The role of Nick, the young biology professor Martha seduces, was first offered to Robert Redford, who turned it down. George Segal and Sandy Dennis, two acclaimed Broadway actors, were then cast as Nick and Honey, the mismatched couple trapped in a night of fun and games, whose own shaky union, like a comic subplot, reflects the lies and illusions of George and Martha's marriage.

While still in Paris filming interiors for
The Sandpiper
, Taylor, Burton, and Lehman had discussed possible directors over dinner at La Méditerranée. Fred Zinnemann's name came up, but Lehman said he had already declined, choosing instead to direct Paul Scofield in
A Man for All Seasons.
Burton next suggested Henri-Georges Clouzot, noted for suspense films like
The Wages of Fear
with Yves Montand and
Diabolique
with Simone Signoret.

“You don't know anything about anything!” Elizabeth teased her husband, with a sharp punch to the shoulder. “You made
Ice Palace
!” (referring to the rather awful 1960 adaptation of an Edna Ferber novel about the founding of Alaska). Then John Frankenheimer's name came up. He had been riding high since directing a string of hits:
The Manchurian Candidate
,
The Birdman of Alcatraz
, and
Seven Days in May.
But Lehman said he had already been to see Frankenheimer, and the director insisted that his name appear above the title.

“Fuck him!” was Elizabeth's response.

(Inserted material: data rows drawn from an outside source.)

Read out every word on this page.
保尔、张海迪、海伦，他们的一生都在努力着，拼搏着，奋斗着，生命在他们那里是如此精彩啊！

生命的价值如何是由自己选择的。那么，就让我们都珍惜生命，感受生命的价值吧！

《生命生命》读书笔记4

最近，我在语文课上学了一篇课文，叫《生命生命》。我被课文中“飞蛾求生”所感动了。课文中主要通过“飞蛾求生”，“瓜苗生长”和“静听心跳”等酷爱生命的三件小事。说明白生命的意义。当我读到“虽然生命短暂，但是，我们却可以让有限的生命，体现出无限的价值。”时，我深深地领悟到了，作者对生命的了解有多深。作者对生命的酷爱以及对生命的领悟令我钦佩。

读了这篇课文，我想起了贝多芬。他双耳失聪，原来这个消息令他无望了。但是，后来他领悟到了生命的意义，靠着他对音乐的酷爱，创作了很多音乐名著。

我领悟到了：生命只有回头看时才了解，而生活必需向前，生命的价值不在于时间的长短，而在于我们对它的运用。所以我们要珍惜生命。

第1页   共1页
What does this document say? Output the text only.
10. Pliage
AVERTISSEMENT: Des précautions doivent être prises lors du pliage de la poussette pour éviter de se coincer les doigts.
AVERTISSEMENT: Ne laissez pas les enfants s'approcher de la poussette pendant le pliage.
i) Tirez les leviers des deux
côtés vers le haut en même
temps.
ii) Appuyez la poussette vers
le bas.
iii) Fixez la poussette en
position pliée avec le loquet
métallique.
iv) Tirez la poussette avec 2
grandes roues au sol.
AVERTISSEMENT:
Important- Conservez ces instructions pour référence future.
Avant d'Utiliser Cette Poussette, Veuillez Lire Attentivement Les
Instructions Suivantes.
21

Then she asked, “But you know who's a genius?”

“Who?” asked Lehman.

“Mike Nichols.”

“But he's never directed a picture,” Lehman said.

“I'm in awe of him,” Richard admitted. They had been friends since
Camelot.

It was a daring choice. Nichols had been such a good friend to the couple in Rome. At thirty-three, he had gone from a long, popular engagement on Broadway as half of the hip, satirical comedy duo in
An Evening with Mike Nichols and Elaine May
to directing three wildly successful Broadway plays (
Barefoot in the Park
,
The Odd Couple
, and
Luv
), but he had never directed a film before—and certainly not a searing drama, though the play is laced with black comedy as well. Now he would be getting into the cage with two personalities—unleashed tigers—for a film whose graphic language, psychosexual content, and scalding harangues were far beyond anything American movie audiences were used to. “A movie is like a person,” Nichols would later say. “Either you trust it or you don't.”